It’s not quite the same as when Cincinnati’s Kenyon Martin broke his leg in the Conference USA tourney and was lost for the NCAA tournament, or even when North Carolina point guard Kendall Marshall missed the remainder of the 2012 tourney after suffering a broken wrist in a second-round win. It won’t impact Arizona in the same manner that Robbie Hummel’s torn ACL affected Purdue four years ago.
But Brandon Ashley’s season-ending foot injury, suffered in the opening minutes Saturday night at Cal, could derail the Wildcats' chances of winning the national title this year. Ashley’s numbers were far from gaudy, averaging just 11.5 points and 5.8 rebounds per game, but this team had won 21 consecutive games prior to his injury. Ashley was a major reason for Arizona’s effectiveness.

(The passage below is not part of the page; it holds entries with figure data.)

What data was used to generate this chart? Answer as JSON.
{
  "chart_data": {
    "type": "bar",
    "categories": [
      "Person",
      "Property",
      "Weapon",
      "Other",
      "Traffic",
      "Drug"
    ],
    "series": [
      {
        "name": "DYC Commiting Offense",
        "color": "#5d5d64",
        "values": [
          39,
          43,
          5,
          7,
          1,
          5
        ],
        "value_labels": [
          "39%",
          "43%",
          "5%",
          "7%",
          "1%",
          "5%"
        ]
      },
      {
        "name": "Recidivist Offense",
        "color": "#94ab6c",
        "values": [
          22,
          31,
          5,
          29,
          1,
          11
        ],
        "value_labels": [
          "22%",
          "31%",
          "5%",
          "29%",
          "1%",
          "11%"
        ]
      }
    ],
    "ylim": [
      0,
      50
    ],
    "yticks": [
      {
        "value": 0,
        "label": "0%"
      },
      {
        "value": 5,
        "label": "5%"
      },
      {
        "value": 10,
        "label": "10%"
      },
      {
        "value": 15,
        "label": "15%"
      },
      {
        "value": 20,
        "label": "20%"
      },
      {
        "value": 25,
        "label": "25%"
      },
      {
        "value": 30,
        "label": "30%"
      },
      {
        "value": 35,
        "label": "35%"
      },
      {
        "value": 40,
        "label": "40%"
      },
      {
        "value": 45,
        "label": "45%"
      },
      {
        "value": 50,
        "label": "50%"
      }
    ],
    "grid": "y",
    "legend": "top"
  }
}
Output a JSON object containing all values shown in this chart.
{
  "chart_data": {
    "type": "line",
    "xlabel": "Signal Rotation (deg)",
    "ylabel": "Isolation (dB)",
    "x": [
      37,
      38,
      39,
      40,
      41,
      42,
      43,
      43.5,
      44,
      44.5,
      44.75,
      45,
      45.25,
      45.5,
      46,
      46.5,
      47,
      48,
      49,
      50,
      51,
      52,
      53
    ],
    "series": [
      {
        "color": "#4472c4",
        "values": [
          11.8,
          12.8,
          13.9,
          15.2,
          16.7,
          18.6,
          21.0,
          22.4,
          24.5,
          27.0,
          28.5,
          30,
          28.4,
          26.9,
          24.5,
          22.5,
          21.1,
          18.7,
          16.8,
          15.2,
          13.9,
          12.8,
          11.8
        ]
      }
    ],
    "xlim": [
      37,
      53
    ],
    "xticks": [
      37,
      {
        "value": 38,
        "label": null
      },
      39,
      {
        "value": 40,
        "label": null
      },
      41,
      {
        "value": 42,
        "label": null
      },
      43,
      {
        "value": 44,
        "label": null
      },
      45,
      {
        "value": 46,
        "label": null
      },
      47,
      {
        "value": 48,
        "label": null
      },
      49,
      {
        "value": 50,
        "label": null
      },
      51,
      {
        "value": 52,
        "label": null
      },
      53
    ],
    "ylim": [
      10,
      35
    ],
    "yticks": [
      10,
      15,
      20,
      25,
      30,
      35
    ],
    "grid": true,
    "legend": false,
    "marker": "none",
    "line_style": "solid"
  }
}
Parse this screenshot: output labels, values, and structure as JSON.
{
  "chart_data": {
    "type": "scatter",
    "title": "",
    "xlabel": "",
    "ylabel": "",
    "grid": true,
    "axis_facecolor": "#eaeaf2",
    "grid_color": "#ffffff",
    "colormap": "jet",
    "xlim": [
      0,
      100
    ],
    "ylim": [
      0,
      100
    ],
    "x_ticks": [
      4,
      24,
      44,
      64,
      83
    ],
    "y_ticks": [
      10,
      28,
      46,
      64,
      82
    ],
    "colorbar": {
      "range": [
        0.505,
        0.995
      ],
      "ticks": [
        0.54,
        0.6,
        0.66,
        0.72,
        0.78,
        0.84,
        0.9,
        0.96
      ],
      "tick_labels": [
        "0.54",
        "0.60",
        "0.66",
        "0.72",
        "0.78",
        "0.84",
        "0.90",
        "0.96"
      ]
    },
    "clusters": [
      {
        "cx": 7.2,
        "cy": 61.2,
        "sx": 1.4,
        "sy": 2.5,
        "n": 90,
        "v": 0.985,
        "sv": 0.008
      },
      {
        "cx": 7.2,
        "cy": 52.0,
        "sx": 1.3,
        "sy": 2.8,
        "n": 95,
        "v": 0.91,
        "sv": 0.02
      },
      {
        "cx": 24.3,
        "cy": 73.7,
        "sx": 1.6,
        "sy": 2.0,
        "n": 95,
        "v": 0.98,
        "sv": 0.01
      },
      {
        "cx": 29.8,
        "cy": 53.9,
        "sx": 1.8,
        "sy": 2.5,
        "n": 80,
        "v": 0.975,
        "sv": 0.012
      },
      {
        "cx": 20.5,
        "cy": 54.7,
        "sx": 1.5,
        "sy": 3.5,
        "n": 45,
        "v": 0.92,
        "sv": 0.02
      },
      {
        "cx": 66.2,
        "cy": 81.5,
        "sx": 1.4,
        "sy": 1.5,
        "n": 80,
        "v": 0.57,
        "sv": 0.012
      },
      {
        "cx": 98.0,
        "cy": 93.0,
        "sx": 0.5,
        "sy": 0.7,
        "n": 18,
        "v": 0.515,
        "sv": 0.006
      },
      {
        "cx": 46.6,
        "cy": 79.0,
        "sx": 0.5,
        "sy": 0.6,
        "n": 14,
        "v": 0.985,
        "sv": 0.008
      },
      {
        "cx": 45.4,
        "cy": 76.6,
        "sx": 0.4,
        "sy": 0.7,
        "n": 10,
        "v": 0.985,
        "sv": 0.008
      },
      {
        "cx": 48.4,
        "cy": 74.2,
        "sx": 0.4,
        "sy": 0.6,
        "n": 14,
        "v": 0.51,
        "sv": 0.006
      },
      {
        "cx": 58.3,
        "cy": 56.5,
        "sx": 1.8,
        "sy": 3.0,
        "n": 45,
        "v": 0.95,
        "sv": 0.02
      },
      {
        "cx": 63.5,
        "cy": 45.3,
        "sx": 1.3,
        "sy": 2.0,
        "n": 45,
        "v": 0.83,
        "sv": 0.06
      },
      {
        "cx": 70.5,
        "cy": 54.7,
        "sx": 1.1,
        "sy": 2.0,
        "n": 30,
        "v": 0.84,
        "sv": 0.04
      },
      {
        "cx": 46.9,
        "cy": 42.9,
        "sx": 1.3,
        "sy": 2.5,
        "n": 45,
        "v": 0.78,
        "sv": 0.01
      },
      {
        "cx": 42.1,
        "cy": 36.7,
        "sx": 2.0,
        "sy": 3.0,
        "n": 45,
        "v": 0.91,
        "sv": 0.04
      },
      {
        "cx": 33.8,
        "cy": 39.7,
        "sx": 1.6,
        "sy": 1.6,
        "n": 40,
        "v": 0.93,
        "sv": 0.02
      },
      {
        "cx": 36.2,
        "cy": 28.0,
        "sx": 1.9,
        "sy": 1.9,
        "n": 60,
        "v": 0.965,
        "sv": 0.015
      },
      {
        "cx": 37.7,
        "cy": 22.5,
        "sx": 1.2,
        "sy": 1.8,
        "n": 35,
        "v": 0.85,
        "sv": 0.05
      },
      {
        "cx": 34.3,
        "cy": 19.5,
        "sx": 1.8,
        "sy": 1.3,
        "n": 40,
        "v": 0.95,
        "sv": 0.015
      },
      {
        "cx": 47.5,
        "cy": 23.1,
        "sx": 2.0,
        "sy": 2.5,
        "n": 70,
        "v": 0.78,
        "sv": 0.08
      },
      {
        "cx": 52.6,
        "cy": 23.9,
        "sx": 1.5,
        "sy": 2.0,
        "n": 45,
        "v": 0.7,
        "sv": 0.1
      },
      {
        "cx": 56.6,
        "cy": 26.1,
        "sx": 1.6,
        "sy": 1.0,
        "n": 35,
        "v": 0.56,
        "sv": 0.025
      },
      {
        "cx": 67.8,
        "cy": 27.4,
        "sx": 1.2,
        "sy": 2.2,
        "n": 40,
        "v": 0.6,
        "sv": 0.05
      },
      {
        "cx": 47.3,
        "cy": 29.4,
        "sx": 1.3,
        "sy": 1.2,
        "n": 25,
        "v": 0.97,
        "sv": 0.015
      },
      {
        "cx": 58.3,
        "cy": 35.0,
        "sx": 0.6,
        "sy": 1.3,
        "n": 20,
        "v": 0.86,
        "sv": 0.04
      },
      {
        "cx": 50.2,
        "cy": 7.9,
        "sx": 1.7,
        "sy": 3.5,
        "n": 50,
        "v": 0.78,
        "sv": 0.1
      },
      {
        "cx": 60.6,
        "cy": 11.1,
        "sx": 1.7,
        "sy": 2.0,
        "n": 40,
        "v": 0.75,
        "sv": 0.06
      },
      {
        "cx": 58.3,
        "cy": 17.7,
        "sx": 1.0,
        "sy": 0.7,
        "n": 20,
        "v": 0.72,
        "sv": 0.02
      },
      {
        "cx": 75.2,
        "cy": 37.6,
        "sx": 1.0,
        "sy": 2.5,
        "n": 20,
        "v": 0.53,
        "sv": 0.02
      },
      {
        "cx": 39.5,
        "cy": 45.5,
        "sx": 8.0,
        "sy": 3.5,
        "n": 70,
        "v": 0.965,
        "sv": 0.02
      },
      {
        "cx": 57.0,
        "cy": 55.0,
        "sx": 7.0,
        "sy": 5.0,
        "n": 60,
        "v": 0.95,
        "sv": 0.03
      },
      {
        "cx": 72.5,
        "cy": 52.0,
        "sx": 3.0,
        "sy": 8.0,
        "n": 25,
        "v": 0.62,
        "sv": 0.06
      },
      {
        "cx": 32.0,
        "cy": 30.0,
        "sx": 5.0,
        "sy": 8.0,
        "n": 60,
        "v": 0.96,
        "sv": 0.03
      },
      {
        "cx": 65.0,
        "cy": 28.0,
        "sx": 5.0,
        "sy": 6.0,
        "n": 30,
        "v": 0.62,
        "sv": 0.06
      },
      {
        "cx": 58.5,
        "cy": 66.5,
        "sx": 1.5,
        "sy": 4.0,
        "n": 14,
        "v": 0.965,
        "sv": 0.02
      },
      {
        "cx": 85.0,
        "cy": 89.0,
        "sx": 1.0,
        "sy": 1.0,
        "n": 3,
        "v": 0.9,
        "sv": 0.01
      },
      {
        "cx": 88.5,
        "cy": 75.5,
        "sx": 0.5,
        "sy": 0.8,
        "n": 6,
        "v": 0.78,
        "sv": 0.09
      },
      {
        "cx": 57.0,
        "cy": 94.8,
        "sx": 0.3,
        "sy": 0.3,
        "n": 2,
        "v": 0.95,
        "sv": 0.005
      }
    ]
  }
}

This was a team that had established itself as the top team in the country. It had taken care of three top-20 teams -- San Diego State, Michigan and Duke -- and done so away from the friendly confines of the McKale Center. It had run the table through the month of January with a more challenging schedule than the other two unbeatens, Syracuse and Wichita State.
Arizona had size, experience, quality guard play, leadership, toughness, a pure point guard and one of the elite young coaches in the country. It also had a group of players with established roles.
Now coach Sean Miller will have to make alterations. He’ll insert talented freshman forward Rondae Hollis-Jefferson into the starting lineup. Many NBA types believe that Hollis-Jefferson, a long and athletic wing from Philadelphia who reminds some of former NBA lockdown defender Stacey Augmon, may be the best pro prospect on the team. However, Ashley was a critical piece of what made Arizona one of the prohibitive favorites to clip the nets in Arlington, Texas come April. Without him, this team just isn’t the same.